Introduzione

[Voice: author]

[002] Aveva la luna, essendo nel mezzo del cielo, perduti i raggi suoi, e già per la nuova luce vegnente ogni parte del nostro mondo era chiara, quando la reina levatasi, fatta la sua compagnia chiamare, alquanto con lento passo dal bel palagio , su per la rugiada spaziandosi, s'allontanarono, d'una e d'altra cosa varii ragionamenti tegnendo e della piú bellezza e della meno delle raccontate novelle disputando e ancora de' varii casi recitati in quelle rinnovando le risa, infino a tanto che, già piú alzandosi il sole e cominciandosi a riscaldare, a tutti parve di dover verso casa tornare: per che, voltati i passi, là se ne vennero. [003] E quivi, essendo già le tavole messe e ogni cosa d'erbucce odorose e di be' fiori seminata, avanti che il caldo surgesse piú, per comandamento della reina si misero a mangiare. E questo con festa fornito, avanti che altro facessero, alquante canzonette belle e leggiadre cantate, chi andò a dormire e chi a giucare a scacchi e chi a tavole; e Dioneo insieme con Lauretta di Troilo e di Criseida cominciarono a cantare.

[004] E già l'ora venuta del dovere a concistoro tornare, fatti tutti dalla reina chiamare, come usati erano dintorno alla fonte si posero a sedere; e volendo già la reina comandare la prima novella, avvenne cosa che ancora adivenuta non v'era, cioè che per la reina e per tutti fu un gran romore udito che per le fanti e' famigliari si faceva in cucina. [005] Laonde, fatto chiamare il siniscalco e domandato qual gridasse e qual fosse del romore la cagione, rispose che il romore era tra Licisca e Tindaro ma la cagione egli non sapea, sí come colui che pure allora giugnea per fargli star cheti, quando per parte di lei era stato chiamato. [006] Al quale la reina comandò che incontanente quivi facesse venire la Licisca e Tindaro ; li quali venuti, domandò la reina qual fosse la cagione del loro romore.

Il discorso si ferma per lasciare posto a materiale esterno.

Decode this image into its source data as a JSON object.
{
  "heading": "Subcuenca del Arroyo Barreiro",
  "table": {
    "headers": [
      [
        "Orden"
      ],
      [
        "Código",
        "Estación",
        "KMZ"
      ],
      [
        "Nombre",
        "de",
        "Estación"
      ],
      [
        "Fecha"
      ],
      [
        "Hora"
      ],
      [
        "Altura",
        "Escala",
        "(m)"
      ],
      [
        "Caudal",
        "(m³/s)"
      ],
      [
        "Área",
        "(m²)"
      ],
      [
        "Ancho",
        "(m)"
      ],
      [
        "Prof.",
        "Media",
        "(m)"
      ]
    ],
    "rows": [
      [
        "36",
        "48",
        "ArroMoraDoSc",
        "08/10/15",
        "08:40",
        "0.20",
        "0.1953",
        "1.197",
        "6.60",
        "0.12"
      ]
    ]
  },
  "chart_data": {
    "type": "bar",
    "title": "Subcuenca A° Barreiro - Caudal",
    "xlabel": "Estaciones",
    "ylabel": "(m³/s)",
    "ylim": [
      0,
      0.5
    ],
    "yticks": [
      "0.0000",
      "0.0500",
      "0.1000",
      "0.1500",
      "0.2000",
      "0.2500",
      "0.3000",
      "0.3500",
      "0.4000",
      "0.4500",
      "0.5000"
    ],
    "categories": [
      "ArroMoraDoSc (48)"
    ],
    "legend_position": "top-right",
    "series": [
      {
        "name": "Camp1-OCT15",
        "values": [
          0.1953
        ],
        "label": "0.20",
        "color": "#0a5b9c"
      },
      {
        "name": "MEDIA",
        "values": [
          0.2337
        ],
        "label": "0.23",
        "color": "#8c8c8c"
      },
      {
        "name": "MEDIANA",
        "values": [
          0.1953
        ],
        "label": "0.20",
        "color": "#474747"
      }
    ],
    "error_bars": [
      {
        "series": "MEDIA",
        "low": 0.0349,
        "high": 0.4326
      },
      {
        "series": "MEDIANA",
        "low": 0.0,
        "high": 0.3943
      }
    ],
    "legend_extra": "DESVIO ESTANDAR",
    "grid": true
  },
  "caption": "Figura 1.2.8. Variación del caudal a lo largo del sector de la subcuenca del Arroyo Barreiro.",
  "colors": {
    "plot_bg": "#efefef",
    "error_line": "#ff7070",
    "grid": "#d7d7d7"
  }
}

[007] Alla quale volendo Tindaro rispondere, la Licisca , che attempatetta era e anzi superba che no e in sul gridar riscaldata, voltatasi verso lui con un mal viso disse: Vedi bestia d'uom che ardisce, là dove io sia, a parlare prima di me! Lascia dir me, e alla reina rivolta disse: [008] Madonna, costui mi vuol far conoscere la moglie di Sicofante e, né piú né meno come se io con lei usata non fossi, mi vuol dare a vedere che la notte prima che Sicofante giacque con lei messer Mazza entrasse in Monte Nero per forza e con ispargimento di sangue; e io dico che non è vero, anzi v'entrò paceficamente e con gran piacer di quei d'entro. [009] E è ben sí bestia costui, che egli si crede troppo bene che le giovani sieno sí sciocche, che elle stieno a perdere il tempo loro stando alla bada del padre e de' fratelli, che delle sette volte le sei soprastanno tre o quatro anni piú che non debbono a maritarle. [010] Frate, bene starebbono se elle s'indugiasser tanto! Alla fé di Cristo, ché debbo sapere quello che io mi dico quando io giuro: io non ho vicina che pulcella ne sia andata a marito, e anche delle maritate so io ben quante e quali beffe elle fanno a' mariti: e questo pecorone mi vuol far conoscer le femine, come se io fossi nata ieri!

[011] Mentre la Licisca parlava, facevan le donne sí gran risa, che tutti i denti si sarebbero loro potuti trarre, e la reina l'aveva ben sei volte imposto silenzio ma niente valea: ella non ristette mai infino a tanto che ella ebbe detto ciò che ella volle.

[012] Ma poi che fatto ebbe alle parole fine, la reina ridendo, volta a Dioneo , disse: Dioneo , questa è quistion da te: e per ciò farai, quando finite fieno le nostre novelle, che tu sopr'essa dei sentenzia finale.

[013] Alla qual Dioneo prestamente rispose: Madonna , la sentenzia è data senza udirne altro: e dico che la Licisca ha ragione, e credo che cosí sia come ella dice, e Tindaro è una bestia.

[014] La qual cosa la Licisca udendo cominciò a ridere, e a Tindaro rivolta disse: Ben lo diceva io: vatti con Dio, credi tu saper piú di me tu, che non hai ancora rasciutti gli occhi? Gran mercé, non ci son vivuta invano io, no ; [015] e, se non fosse che la reina con un mal viso le 'mpose silenzio e comandolle che piú parola né romor facesse se esser non volesse scopata e lei e Tindaro mandò via, niuna altra cosa avrebbero avuta a fare in tutto quel giorno che attendere a lei. [016] Li quali poi che partiti furono, la reina impose a Filomena che alle novelle desse principio; la quale lietamente cosí cominciò.